COLHER DE PAU - Nesta seção, textos sobre receitas tradicionais; bebidas típicas; alimentos brasileiros; costumes à mesa; horta, pomar e criação; crenças, costumes e tabus relacionados à alimentação e alimentos...


UMA BEBIDA CHAMADA DE "GONGONHA"

Guilherme Santos Neves


Sempre me causou espécie – interessado com as coisas maiores ou menores do folclore – aquele vocábulo que, por várias vezes, ouvi encaixado num romancinho em versos: o romance do velho pintor.

Para começo de conversa aqui vai uma das variantes (de Nova Venécia) por mim gravada, há tempos, na qual, como de praxe, todos os versos são bisados:

- Toc toc
–Quem bate em minha porta?
– Sou eu, velho pintor,
que tenho uma boca torta.
– O senhor entra e pode se assentar
Eu lhe mandei chamar
Para o sobrado pintar.
– A senhora diga como é que pinto
Se é com tinta preta ou se é com papé.
– A sala quero que pinte bem pintadinha
Para recordar do finado maridinho;
A cozinha eu quero uma bananeira
Para alegrar a pobre cozinheira;
No corredor quero que pinte uma careta
Para fazer medo a essa pobre negra preta,
Empregada, traz café e pão torrado
Para dar a esse velho que veio pintar o sobrado
– Rará, inda não torrei café
– Se não tiver café traga um bule de "gongonha".

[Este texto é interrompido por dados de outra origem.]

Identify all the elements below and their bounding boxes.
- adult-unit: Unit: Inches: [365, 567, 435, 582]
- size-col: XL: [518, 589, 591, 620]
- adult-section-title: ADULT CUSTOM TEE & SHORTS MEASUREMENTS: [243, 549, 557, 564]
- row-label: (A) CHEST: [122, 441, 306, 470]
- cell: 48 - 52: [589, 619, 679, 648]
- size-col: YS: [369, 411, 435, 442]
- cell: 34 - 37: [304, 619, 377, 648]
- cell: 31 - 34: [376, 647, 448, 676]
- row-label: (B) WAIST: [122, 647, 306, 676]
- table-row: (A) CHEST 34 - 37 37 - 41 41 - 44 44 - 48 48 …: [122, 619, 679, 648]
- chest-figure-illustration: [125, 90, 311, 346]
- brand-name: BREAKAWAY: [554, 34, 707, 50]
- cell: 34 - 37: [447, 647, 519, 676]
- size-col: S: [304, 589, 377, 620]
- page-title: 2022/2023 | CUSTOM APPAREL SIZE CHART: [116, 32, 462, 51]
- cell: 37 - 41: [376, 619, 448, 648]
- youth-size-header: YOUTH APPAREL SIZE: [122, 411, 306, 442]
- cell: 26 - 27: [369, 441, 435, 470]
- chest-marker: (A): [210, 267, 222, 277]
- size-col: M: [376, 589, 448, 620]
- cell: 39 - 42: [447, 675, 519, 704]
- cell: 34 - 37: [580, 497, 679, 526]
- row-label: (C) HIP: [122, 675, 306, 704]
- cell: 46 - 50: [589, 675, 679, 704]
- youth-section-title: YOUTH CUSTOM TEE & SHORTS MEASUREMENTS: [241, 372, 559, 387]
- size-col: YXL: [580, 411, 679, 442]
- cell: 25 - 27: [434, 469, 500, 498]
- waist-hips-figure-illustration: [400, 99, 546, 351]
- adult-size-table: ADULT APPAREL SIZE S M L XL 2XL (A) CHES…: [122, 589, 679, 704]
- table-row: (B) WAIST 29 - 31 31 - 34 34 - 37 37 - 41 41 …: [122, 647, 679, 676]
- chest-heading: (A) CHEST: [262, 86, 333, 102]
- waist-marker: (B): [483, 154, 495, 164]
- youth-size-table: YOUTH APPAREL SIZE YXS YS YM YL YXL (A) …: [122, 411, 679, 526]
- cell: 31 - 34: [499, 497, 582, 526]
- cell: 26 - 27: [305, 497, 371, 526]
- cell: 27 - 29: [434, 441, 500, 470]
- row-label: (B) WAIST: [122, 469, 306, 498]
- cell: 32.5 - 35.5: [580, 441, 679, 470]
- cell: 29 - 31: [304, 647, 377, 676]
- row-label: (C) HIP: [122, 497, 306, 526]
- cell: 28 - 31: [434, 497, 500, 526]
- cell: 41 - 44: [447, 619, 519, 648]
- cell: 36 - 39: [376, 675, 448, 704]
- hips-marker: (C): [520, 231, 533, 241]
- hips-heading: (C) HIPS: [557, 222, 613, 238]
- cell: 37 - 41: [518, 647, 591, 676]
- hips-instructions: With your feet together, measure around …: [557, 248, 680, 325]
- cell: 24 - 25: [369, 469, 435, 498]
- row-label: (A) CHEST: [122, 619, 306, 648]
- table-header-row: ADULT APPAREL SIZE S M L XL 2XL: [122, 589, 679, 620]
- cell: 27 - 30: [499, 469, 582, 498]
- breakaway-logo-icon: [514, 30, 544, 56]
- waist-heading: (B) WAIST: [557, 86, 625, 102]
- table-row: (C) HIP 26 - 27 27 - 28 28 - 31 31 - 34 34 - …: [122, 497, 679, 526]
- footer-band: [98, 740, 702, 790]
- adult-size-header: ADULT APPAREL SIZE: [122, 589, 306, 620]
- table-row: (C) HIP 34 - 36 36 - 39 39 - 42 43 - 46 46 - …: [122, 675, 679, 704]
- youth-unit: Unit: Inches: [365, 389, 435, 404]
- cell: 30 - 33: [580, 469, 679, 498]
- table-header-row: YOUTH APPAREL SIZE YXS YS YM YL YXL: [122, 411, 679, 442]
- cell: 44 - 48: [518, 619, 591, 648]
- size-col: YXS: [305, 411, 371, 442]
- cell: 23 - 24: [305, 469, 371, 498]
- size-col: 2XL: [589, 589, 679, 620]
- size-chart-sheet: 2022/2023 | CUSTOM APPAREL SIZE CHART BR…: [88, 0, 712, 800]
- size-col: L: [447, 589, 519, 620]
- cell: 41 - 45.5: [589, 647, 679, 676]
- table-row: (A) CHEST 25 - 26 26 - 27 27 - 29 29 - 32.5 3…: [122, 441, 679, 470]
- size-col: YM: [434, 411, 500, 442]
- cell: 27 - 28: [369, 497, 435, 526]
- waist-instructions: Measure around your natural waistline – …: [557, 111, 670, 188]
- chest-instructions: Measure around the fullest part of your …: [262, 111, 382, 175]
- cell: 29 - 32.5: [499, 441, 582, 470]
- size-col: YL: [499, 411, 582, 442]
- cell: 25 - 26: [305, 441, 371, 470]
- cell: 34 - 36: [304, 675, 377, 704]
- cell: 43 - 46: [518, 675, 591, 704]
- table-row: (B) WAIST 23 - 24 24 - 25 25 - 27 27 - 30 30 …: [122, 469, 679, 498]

Noutra versão nossa, os versos que aqui nos importam dizem assim:

- Cozinheira, traz café com pão torrado
– Rará, eu não torrei café.
– Ô conzinheira, descarada e sem-vergonha,
Se não tiver café, traga um pouco de "gongonha".

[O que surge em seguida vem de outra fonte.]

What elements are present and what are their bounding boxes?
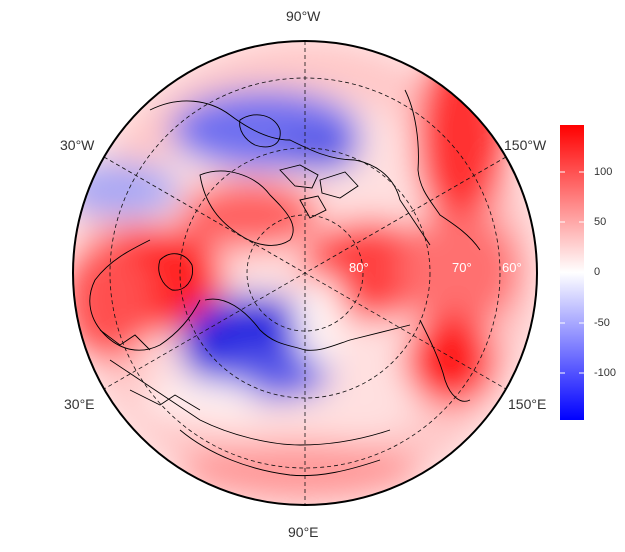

O "rará" não creio que seja riso de mofa ou desdém da "conzinheira", mas, possivelmente, desfiguração de "Iaiá", a quem a resposta é dada.

Quanto à gongonha da cantiga é que – confesso – não sabia eu bem o que era, não o sabendo as informantes (várias) a quem formulava a pergunta, após ouvi-las cantar: a resposta, quase sempre, era simplesmente esta: é uma bebida.

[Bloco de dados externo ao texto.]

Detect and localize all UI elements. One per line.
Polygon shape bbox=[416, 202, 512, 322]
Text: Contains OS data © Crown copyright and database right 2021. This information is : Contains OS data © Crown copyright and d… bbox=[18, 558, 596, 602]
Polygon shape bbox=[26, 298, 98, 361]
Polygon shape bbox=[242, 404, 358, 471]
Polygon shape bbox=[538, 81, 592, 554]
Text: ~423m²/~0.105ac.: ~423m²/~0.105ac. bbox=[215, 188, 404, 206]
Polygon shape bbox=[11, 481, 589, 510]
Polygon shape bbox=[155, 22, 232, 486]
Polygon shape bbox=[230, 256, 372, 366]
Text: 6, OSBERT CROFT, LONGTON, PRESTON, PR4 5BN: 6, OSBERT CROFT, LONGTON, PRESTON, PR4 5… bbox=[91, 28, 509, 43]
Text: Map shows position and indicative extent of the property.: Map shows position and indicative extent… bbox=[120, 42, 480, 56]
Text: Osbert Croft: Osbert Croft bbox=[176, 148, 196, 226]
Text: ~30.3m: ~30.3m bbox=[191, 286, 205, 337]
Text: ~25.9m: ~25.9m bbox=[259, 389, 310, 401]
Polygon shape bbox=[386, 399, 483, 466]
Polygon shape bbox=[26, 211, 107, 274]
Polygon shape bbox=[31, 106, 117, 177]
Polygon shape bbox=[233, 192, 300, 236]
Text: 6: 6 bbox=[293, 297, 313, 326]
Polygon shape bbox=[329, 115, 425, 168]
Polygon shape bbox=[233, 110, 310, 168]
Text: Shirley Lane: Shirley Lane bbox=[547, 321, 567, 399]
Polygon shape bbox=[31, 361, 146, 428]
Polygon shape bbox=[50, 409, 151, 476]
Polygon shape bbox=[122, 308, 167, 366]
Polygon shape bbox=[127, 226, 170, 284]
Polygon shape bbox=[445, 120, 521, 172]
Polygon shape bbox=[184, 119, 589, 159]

Os dicionários consultados não consignavam o termo. Registram alguns vocábulos Gongó: "árvore africana, de que se extrai uma bebida que embriaga, depois de fermentada", como está no Aulete. Só.

Passam-se os tempos. Chega-me as mãos o livro Missesso – literatura tradicional Angolana; de Oscar Ribas (Tipografia Angolana Luanda, 1962, v.2) e nele encontro a primeira pista para a solução do enigma. De fato, lá está no capítulo "Culinária e bebidas" (p.88): "Gongonha – sopa fria de farinha de mandioca e açúcar ou mel". E depois: "Bastante solta, é usada em Luanda, como refrigerante".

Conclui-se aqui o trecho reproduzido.